The children didn’t even frighten her, not now after that womb of candlelight with an armed man at its center. Not now with her husband leaving her, or her leaving her husband, and her
life a gaping maw before her. A bunch of hungry children. That at least was something she understood.
“I’d like to keep my sneakers,” she said. But they walked off with them anyway, shouting at one another, beginning to brawl over who got the cash. Then one little boy, inexplicably, snatched one sneaker from each of two other ferals, retraced his steps, and hurled them at her. Maybe she looked like his mother.
Lily sat on the ground and tied on her shoes. Luckily she’d left her bicycle at the church, though it made for a long walk out to her campsite. When she got to Grizzly Peak Boulevard, she took a right, passed the turnoff for Ridge Road, and continued on to the fire trail. She walked out through the forest of eucalyptus and bay laurels and stopped at the place where in daylight she could see the toolshed on the hillside high above the trail. Sal did a good job of making herself scarce. Every time she passed, Lily looked for signs of life: movement, drying clothing, an open door. Twice she’d stood here at the fence and shouted Sal’s name, but she’d never gotten a response. The place looked uninhabited, and maybe it was—maybe Sal had moved on. Lily hoped not. Despite everything that had happened between them, she was pretty sure that Sal was the key to Vicky. And Lily needed Vicky.
When she got to her camp, Lily sat on the big stone in front of her tent and looked out into the night, like some kind of twenty-first-century pioneer. Parts of the cities below were lit, but there were whole pockets of darkness. The bay was a giant black amoeba, a harbor of exceptional proportions. The Hayward fault, the one that had slipped so dramatically twenty-seven days ago, ran under the northern end of the bay. The mayor of Fair Oaks, a not particularly compassionate woman, had actually joked, one morning in the café a few days after the quake, about how it was too bad the entire state hadn’t snapped off from the rest of the continent. It was true what Travis said about some people not liking California. The place was uncommon with its crashing coastline and too-warm winters, with its tendency to reject the status quo and its arrogance about doing so.

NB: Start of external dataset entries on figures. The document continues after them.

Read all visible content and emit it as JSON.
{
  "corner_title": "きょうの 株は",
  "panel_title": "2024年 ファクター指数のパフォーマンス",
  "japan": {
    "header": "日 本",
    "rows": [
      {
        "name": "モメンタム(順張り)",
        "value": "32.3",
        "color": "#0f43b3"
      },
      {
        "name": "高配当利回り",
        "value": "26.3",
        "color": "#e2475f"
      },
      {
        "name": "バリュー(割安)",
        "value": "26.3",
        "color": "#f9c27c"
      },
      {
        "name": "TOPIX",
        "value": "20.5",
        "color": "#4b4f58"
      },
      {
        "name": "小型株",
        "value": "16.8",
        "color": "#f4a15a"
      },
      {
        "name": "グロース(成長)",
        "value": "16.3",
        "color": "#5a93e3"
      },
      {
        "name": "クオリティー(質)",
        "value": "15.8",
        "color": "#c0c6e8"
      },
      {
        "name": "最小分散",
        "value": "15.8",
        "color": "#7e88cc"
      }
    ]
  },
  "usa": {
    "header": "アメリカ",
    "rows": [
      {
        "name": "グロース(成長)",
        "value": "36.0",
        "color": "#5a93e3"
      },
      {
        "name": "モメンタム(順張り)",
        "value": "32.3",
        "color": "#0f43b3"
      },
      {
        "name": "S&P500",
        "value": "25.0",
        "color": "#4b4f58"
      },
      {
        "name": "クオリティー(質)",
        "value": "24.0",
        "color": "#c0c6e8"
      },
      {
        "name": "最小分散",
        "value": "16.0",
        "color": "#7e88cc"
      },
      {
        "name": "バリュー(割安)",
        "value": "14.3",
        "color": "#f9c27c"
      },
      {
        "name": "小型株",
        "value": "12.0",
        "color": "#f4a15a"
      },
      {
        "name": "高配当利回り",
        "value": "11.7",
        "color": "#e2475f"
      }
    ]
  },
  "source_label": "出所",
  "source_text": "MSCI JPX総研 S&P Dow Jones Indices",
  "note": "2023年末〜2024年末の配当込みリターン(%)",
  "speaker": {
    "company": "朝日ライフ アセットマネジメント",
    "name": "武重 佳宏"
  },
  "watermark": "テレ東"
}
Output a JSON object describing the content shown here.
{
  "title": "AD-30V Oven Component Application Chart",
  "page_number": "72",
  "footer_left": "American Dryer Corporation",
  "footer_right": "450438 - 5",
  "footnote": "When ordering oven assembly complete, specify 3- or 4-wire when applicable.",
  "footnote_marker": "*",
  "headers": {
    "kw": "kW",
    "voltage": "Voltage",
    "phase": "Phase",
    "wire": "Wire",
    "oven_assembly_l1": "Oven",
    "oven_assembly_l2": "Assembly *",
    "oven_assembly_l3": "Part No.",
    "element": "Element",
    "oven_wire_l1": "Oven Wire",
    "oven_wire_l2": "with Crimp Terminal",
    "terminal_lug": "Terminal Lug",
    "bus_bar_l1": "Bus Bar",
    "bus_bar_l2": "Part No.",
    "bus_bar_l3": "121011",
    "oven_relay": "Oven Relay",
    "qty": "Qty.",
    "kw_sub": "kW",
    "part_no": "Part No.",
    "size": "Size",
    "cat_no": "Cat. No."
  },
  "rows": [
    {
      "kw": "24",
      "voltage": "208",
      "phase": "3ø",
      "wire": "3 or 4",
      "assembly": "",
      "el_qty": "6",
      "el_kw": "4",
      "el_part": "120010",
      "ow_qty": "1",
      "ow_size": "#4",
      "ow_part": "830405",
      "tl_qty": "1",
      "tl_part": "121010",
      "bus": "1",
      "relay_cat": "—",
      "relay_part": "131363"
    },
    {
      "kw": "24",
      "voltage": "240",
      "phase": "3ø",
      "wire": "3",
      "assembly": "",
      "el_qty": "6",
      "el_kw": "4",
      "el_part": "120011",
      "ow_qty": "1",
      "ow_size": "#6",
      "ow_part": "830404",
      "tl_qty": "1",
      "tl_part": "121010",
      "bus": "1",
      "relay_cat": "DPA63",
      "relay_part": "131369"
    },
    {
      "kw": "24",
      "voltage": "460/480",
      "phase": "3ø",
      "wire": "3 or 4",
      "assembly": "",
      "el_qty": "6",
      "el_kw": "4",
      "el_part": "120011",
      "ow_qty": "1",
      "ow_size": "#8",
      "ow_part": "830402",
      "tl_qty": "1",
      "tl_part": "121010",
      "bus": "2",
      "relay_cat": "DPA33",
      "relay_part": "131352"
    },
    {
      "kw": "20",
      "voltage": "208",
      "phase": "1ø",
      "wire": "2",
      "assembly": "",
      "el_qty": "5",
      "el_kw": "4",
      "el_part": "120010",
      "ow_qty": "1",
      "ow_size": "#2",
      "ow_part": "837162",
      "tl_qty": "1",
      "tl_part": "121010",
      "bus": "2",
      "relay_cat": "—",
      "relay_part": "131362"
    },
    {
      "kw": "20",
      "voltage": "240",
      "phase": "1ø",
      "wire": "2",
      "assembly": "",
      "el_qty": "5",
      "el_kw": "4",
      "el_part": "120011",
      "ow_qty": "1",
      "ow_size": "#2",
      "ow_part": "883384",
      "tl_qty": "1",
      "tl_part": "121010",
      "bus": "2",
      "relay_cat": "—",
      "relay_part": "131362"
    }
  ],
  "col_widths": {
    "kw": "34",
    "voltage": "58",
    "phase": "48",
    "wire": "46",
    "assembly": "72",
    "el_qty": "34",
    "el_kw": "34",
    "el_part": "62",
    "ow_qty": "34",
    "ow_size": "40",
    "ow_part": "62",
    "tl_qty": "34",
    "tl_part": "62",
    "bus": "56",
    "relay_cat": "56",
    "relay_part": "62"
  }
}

Her own arrogance had drawn her out here to California. A belief that she could save someone. A desire to be a part of something bigger than marriage and work. Those letters from Travis had started coming when she was thirteen years old, a little girl, and she’d devoured his outsized hope. The letters had kept coming, too, for years and years, like some parallel stream to her real life, one in which she was still thirteen and could dream massive dreams. How foolish she had been. How foolish she still was: she’d just tried to kiss Travis Grayson!